Daniela Amenta 12 settembre 2018

Ho letto di questo bimbetto di Torino, anni 4, non vaccinato, che è stato tenuto da solo in palestra per ore. Brutta cosa. Le maestre avrebbero almeno potuto avvertire la famiglia che nel frattempo ha presentato un esposto e una denuncia alla magistratura.
Ho letto pure, però, di un bambino di otto anni, lo chiameremo Andrea, di Castelfranco Veneto, che dopo il trapianto di midollo della sorellina e mesi di chemio durissima non potrà frequentare la scuola, la sua, perché ha in classe 5 ragazzini non vaccinati. Andrea è un immunodepresso e rischia la vita.

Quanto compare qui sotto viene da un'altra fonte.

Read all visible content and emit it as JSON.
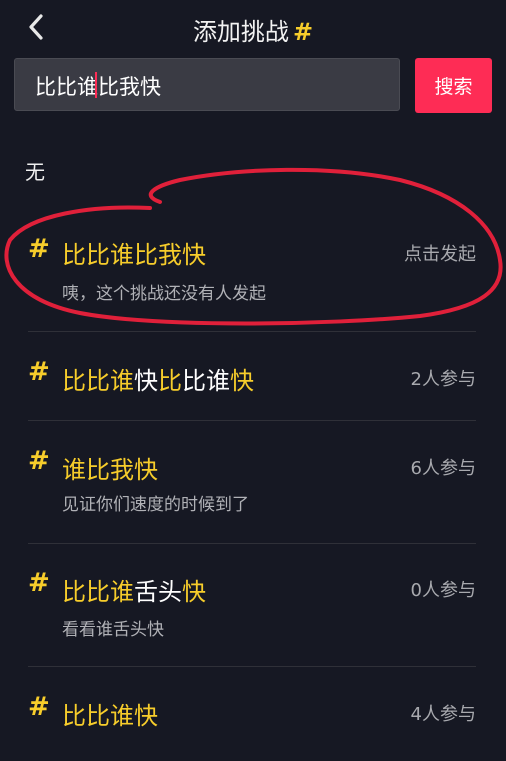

Entrambi i casi sono da ascrivere al pressapochismo di questo governo che sul tema dei vaccini non prende una decisione chiara, che prende in giro genitori, bambini, insegnanti, presidi, medici della Asl e pediatri divulgando ossimori e informazioni confuse, giocando addirittura con la salute dei bambini per pura propaganda.
Per alimentare la pancia di un Paese che festeggia il Medioevo come fosse un Luna Park. Il medesimo governo preoccupato dalle malattie che portano i migranti che vengono allegramente affogati tra un annuncio e un cazzuto selfie de panza e prepotenza.